みずがめ座
未知へのハードル
紐一本の演出
今週のみずがめ座は、「雪をんな紐一本を握りたる」(鳥居真里子)という句のごとし。すなわち、幻覚であれフィクションであれ、不気味なほどのリアリティーが宿るのを静かに待ち続けていくような星回り。
季語としての「雪女」は、豪雪が人にもたらす幻覚ということになっていますから、あくまで「吹雪」のような自然現象のひとつです。ですが昨今の擬人化ブームでは、こうしたものさえ可愛らしくデフォルメされてしまいそうですね。

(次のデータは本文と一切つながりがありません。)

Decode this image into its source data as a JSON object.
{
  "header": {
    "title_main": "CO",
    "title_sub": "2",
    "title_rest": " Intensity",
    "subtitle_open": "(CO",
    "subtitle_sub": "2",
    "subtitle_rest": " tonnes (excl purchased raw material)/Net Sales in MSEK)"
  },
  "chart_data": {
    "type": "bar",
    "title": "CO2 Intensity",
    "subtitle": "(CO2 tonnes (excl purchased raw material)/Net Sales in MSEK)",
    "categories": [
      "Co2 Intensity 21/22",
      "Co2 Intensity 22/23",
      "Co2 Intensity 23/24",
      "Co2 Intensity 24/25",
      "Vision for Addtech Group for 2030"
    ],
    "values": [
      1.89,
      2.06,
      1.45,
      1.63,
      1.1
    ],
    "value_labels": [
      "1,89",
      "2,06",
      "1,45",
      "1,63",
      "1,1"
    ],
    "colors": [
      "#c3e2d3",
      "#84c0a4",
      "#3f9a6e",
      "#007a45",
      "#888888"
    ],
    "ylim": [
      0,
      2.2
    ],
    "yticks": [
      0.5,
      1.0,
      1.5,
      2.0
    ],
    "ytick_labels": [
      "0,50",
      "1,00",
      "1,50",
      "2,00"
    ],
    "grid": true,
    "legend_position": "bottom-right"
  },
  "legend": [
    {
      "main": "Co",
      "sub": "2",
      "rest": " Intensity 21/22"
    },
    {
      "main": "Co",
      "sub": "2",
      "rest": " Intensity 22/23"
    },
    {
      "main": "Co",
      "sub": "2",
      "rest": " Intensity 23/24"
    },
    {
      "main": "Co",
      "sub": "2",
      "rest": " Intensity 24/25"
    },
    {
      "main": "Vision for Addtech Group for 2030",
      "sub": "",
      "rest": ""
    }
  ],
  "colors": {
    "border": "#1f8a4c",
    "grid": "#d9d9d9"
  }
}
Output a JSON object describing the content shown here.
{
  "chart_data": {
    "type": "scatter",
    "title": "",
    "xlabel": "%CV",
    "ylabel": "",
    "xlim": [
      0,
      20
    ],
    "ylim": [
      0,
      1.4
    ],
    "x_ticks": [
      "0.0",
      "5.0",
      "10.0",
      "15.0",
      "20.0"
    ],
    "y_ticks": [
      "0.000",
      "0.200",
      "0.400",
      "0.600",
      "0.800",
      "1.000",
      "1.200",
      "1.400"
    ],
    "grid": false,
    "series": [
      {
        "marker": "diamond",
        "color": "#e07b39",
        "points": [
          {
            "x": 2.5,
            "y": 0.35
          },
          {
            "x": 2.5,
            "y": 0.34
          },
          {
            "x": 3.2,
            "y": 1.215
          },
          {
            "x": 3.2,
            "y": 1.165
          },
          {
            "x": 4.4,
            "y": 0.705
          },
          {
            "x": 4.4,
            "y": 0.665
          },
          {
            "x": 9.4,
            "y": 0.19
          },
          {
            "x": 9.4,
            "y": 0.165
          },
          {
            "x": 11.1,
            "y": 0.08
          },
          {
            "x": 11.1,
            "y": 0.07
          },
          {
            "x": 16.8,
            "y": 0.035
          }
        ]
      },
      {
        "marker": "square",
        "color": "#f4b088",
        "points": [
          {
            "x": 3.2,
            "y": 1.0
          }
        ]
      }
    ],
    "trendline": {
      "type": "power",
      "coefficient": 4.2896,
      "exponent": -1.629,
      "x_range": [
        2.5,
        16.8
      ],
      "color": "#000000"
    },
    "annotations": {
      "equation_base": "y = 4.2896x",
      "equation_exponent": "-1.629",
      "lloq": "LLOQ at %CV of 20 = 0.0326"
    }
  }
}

しかし自然への畏れとは、何といっても「怖い」という実感であり、決して無理なく可愛らしく軽いものではありません。
もし現代に雪女があらわれたとしたら、どうだろうか。句の作者はそんな想像を働かせ、何をするか分からない不気味なリアリティーを宿らせるために、「紐一本」を握らせたのでしょう。
ちょっとした演出によって、目に見えない現実が具現化されてくることがあるのです。
リアリティーを宿す作法としての演出を心がけること。そこでの少しの違いが、今週を大いに左右するはずです。
ある詩人の幻視
ランボーはある手紙の中で、
「詩人は、その時代に、万人の魂のうちで目覚めつつある未知なものの量を、明らかにすることになるでしょう」
と書いているが、自分の個人的幸福の追求よりも、ある種の怖いもの見たさが打ち勝ってしまうところが、彼のような詩人の本質なのだと思います。
逆に、自分の経験した愛や苦悩をいかに「目覚めつつある未知なもの」にまで高められるかこそが、彼らの仕事の根底にあるハードルだったのでしょう。今週はそんな詩人のハードルを、あなたもまた越えていくのです。